The attacks use “the same argument that starts with some false premises,” said Jeff Hancock, founding director of the Stanford Social Media Lab, who is not a party to any of the legal actions. “We see it in the media, in congressional committees and in lawsuits, and it’s the same core argument, with a false premise about the government giving some kind of direction to the research we do.”
The House Judiciary Committee has focused much of its questioning on two collaborative projects. One was the Election Integrity Association, which Stanford and the University of Washington formed ahead of the 2020 election to identify attempts to “suppress voting, reduce turnout, mislead voters, or delegitimize election results without evidence.” The other, also organized by Stanford, was called the Virality Project and focused on the spread of misinformation about covid-19 vaccines.
Both issues have become political lightning rods, exposing researchers to online partisan attacks that have sometimes turned ominously personal.
In the case of the Stanford Internet Observatory, requests for information, including all emails, have even extended to students who volunteered to intern for the Electoral Integrity Association.
A central premise of the committee’s investigation, and of the other complaints about censorship, is that investigators or government officials had the power or ability to shut down social media accounts. They didn’t, according to former employees of Twitter and Meta, which owns Facebook and Instagram, who said the decision to punish users who violated the platform’s rules rested solely with the companies.
No evidence has emerged that government officials forced the companies to take action against the accounts, even as the groups flagged problematic content.
“Not only do we have academic freedom as researchers to do this research, but we also have free speech to tell Twitter or any other company looking at tweets that we might think violate the rules,” Hancock said.

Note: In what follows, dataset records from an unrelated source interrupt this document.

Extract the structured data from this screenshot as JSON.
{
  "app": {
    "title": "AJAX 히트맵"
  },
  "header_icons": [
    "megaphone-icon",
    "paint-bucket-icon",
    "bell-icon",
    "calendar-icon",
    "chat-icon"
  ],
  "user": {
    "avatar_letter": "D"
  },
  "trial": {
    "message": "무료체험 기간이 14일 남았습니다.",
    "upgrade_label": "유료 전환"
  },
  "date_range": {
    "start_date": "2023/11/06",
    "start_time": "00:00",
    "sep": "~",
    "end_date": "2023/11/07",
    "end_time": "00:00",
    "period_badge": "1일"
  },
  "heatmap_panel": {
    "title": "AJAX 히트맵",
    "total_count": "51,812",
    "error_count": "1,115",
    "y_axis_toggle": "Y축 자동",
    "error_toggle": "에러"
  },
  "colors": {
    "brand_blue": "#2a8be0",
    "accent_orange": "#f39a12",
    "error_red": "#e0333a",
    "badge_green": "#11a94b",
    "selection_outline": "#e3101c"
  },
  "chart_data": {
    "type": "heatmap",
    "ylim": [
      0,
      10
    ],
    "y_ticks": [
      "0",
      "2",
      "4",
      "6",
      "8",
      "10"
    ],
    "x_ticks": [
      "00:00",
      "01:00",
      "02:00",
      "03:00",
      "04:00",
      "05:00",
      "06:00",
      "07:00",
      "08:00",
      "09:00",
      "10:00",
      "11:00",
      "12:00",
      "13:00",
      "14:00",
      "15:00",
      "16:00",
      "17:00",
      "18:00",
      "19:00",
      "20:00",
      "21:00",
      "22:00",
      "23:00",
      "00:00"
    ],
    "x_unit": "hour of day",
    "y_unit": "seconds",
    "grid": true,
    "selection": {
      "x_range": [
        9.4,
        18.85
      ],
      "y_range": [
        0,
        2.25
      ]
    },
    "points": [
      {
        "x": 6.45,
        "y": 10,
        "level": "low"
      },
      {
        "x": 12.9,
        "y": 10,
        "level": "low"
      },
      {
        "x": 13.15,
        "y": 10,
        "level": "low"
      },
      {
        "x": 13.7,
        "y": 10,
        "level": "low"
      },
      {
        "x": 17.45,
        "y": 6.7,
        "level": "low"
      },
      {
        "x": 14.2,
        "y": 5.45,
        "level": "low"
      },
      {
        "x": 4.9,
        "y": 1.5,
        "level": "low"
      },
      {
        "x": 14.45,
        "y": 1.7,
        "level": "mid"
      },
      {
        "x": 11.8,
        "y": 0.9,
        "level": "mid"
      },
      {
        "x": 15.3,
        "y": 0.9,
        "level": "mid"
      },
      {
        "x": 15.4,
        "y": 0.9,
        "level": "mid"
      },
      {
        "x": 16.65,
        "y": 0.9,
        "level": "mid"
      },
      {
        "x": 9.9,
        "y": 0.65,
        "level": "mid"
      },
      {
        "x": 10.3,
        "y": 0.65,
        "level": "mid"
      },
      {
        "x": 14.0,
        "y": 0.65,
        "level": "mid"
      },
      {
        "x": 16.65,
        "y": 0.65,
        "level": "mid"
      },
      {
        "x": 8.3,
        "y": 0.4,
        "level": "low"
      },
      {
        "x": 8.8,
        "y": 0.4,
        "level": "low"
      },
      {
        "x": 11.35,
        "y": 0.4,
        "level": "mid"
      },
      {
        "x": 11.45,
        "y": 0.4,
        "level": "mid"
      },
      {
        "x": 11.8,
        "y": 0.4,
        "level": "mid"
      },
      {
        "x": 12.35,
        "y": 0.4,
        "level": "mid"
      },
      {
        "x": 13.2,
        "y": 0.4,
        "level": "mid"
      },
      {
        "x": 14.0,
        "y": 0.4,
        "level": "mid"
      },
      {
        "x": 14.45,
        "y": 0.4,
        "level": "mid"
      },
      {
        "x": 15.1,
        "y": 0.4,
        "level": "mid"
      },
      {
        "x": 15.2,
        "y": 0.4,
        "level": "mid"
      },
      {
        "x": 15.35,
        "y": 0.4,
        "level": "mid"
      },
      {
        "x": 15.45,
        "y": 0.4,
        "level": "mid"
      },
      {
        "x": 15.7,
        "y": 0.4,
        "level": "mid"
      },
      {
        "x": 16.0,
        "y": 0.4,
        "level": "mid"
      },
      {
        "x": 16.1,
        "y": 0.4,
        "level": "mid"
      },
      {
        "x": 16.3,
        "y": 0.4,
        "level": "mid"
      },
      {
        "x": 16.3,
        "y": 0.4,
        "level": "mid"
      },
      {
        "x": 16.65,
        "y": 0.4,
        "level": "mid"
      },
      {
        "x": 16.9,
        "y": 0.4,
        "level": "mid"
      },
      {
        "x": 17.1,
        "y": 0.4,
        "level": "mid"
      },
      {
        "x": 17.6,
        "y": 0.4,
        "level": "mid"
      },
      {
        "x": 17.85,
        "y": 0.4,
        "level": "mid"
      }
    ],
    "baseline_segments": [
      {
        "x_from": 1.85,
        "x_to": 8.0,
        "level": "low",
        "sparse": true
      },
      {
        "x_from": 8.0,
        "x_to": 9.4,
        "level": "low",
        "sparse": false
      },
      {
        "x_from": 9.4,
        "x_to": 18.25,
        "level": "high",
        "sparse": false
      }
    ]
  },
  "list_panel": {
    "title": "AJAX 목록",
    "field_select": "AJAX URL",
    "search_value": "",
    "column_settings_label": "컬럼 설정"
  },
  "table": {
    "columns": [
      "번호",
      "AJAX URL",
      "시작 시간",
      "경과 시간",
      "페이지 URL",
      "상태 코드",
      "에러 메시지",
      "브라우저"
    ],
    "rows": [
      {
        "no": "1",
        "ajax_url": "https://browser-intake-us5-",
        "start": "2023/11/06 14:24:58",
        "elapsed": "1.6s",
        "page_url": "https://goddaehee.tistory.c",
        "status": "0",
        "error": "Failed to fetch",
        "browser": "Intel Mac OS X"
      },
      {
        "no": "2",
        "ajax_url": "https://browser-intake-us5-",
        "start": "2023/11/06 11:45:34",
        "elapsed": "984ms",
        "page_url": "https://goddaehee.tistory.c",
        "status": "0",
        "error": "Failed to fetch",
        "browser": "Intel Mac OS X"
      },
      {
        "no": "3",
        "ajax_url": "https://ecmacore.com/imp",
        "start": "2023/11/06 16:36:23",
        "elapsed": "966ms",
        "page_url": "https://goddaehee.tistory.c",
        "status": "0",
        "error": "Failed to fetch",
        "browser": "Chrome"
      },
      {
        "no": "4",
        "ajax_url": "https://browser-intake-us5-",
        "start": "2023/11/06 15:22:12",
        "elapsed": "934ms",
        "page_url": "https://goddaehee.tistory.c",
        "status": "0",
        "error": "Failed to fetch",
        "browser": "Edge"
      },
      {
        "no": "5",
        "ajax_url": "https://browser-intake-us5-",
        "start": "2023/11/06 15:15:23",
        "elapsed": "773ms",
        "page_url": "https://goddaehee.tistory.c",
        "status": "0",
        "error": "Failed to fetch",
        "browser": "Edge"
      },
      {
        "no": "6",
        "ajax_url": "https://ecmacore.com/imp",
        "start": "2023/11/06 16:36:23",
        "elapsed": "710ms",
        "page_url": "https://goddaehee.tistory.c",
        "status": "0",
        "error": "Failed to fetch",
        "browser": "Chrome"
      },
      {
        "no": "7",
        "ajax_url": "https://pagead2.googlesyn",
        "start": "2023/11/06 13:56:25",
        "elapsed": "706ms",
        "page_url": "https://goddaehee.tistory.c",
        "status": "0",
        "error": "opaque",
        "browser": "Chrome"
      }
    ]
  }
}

Universities and research organizations have tried to comply with the committee’s requests, though collecting years of emails has been a task complicated by privacy concerns. They face rising legal costs and questions from directors and donors about the risks posed by studying disinformation. Online attacks have also affected morale and, in some cases, driven students away.
In May, Mr. Jordan, the chair of the committee, threatened Stanford with unspecified legal action for failing to comply with a previously issued subpoena, even though the university’s lawyers have been negotiating with the committee’s lawyers about how to protect the student privacy. (Several of the students who volunteered are identified in the America First Legal complaint.)
The committee declined to discuss details of the investigation, including the number of requests or subpoenas it has filed in total. He has also not disclosed how he expects the investigation to unfold, whether he would prepare a final report or make criminal referrals, and if so, when. In his statements, however, he seems to have already reached a broad conclusion.
“Twitter archives and private litigation information show how the federal government worked with social media companies and other entities to silence unfavorable speech online,” a spokesman, Russell Dye, said in a statement. “The committee is working hard to get to the bottom of this blackout to protect First Amendment rights for all Americans.”
The partisan controversy is affecting not only researchers but also the social media giants.
Twitter, under Musk’s leadership, has worked to lift the restrictions and restore accounts that had been suspended, including that of the Gateway Pundit. Youtube recently announced that it would no longer ban videos that featured “false claims that widespread fraud, errors, or glitches occurred in the 2020 and past US presidential elections.”